07:20 Endlich bin ich im Besitz eines rosaroten Bändels und kann wieder atmen. Der Bändel ist das Ticket zum Glück, um 10.15 Uhr darf ich während exakt 10 Minuten in aller Ruhe im Accessoires-Bereich etwas kaufen. Meinen ersten Kaffee hab ich mir redlich verdient.  8.30 Einlass für alle, die in den Jimmy Choo-Kleider-Bereich möchten. Ein Wahnsinn, was sich da alles in den Laden drängt. Kleider werden von den Ständern gerissen. Wahllos wird alles eingepackt. Kauft diese ältere, ziemlich rundliche Frau tatsächlich das schwarze, enge Lederkleid? 20 Minuten später hängen nur noch vereinzelte Kleider an den Ständern. Eigentlich nur erstaunlich, dass nicht auch diese Teile von den Piranhas gefressen wurden.

09:00 Ich gehe weiter zum Laden an der unteren Bahnhofstrasse und beobachte die ersten glücklichen Mädels mit ihren Jimmy Choo-Einkaufstaschen. Alle sind total geschafft. Jetzt nur noch nach Hause, die ergatterten Stücke mal in Ruhe anschauen. Das positive Shoppingerlebnis bleibt im Moment noch aus. Einkaufen in zehn Minuten, beobachtet von einer gierigen Meute, das ist vor allem ganz grosser Stress.  Junge Frauen haben ihren gesamten Lehrlingslohn in den Inhalt der violetten Shoppingtüten investiert. Teenies und Tweenies haben sich mit funkelnden Augen Stilettos gekauft und erzählen träumerisch von Sex&TheCity. Einmal zu tragen, was Carry Bradshaw  uns wöchentlich vorgeführt hat. Die Serie, die Jimmy Choo berühmt gemacht hat, läuft seit bald drei Jahren nicht mehr. Die Vergangenheit elektrisiert noch immer.  Für ein paar Frauen ist heute ein kleiner Traum in Erfüllung gegangen (und andere wittern das grosse Geschäft: um 12 Uhr waren bei ricardo und ebay bereits über 100 Artikel zur Auktion eingestellt).

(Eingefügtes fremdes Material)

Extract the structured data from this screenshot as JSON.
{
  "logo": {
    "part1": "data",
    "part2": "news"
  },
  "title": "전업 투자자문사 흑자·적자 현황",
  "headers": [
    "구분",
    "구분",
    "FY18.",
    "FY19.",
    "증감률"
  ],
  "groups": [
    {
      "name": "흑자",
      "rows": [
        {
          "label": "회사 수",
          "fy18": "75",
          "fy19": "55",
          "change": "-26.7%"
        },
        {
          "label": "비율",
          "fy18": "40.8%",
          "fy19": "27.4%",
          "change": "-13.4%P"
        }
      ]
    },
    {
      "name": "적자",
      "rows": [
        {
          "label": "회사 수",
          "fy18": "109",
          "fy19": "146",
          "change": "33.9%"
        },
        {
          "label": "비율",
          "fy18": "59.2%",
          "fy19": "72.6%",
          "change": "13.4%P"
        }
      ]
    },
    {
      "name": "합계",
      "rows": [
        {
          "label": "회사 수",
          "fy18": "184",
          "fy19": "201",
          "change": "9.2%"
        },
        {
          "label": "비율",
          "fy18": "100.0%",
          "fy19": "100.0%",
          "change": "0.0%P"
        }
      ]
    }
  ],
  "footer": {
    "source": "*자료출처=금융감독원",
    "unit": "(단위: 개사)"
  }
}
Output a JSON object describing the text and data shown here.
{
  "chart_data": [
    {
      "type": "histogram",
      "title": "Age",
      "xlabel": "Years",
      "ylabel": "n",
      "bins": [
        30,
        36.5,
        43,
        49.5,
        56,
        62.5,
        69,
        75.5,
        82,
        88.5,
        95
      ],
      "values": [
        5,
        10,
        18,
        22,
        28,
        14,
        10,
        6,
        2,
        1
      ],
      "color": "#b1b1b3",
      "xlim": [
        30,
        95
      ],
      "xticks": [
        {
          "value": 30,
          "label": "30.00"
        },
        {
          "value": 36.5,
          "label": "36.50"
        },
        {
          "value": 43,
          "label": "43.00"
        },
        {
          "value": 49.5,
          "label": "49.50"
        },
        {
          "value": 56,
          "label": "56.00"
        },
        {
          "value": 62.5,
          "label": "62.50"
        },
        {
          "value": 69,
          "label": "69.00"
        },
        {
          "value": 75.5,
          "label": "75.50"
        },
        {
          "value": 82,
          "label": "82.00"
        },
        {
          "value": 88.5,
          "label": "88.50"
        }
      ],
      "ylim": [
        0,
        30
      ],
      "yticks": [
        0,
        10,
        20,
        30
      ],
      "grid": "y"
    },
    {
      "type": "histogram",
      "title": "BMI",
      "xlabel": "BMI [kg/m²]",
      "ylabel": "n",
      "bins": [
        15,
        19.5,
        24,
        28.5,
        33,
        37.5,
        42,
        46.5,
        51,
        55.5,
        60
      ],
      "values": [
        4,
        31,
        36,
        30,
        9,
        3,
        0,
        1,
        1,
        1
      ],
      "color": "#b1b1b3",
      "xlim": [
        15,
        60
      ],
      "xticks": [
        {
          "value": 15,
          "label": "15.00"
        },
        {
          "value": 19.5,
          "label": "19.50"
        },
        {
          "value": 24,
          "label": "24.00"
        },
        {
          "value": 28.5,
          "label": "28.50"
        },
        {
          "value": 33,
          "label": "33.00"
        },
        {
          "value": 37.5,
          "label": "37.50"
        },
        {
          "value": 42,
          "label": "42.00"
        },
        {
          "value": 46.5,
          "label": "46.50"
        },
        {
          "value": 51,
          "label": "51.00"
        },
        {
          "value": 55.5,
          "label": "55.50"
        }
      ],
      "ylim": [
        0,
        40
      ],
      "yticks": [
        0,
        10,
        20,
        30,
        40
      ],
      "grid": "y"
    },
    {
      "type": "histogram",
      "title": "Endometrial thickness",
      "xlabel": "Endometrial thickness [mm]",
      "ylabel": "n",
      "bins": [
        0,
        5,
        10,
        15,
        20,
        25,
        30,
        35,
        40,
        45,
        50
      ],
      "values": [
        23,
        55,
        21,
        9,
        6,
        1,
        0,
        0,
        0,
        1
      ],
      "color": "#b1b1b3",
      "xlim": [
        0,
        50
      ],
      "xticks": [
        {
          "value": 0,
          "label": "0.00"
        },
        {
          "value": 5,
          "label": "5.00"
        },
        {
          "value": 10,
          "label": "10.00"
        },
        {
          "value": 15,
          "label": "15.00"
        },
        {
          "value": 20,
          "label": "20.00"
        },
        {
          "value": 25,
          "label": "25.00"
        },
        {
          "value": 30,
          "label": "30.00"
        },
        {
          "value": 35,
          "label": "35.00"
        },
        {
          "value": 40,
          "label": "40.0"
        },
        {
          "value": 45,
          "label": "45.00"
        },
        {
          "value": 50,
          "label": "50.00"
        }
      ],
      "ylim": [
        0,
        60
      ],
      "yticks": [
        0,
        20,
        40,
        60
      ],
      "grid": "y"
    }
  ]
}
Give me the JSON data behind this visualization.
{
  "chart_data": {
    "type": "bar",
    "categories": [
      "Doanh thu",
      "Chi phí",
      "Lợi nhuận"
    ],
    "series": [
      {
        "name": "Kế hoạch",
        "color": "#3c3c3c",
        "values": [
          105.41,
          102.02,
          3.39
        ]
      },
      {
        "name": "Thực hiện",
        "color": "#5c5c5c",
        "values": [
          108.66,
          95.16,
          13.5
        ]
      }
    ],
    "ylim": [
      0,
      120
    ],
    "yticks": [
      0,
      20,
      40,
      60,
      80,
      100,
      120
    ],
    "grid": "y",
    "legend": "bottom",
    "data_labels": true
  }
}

09:30 Endlich: Nun stürze mich ins Getümmel im ersten Stock des Ladens, obwohl ich erst um 10.15 Zugang in die abgesperrte Zone haben werde. Doch das Gedränge vor der Absperrung ist so gross, dass man sich auch hier durchkämpfen muss. «Bringst Du mir die Overknee-Stiefel in Grösse 38 mit?», fragt mich eine freundliche Frau. Sie und ihre Freundin sind erst um acht Uhr nach Zürich gekommen und haben sich keinen Bändel ergattern können. Kaum zu glauben, aber nun bin ich an der Reihe. Das obligate Gedränge, dann bin ich in der exklusiven Zone. Beobachtet von zahllosen, ungeduldig wartenden Kundinnen, schaue ich mir in Ruhe die Designerteile an. Wie die meisten kenne ich das Sortiment vom Internet und weiss genau, was mir gefallen könnte. Ich schnappe mir ein Armband, einen Gürtel und natürlich die Stiefel (CHF 399.-) – für die Spätaufsteherin.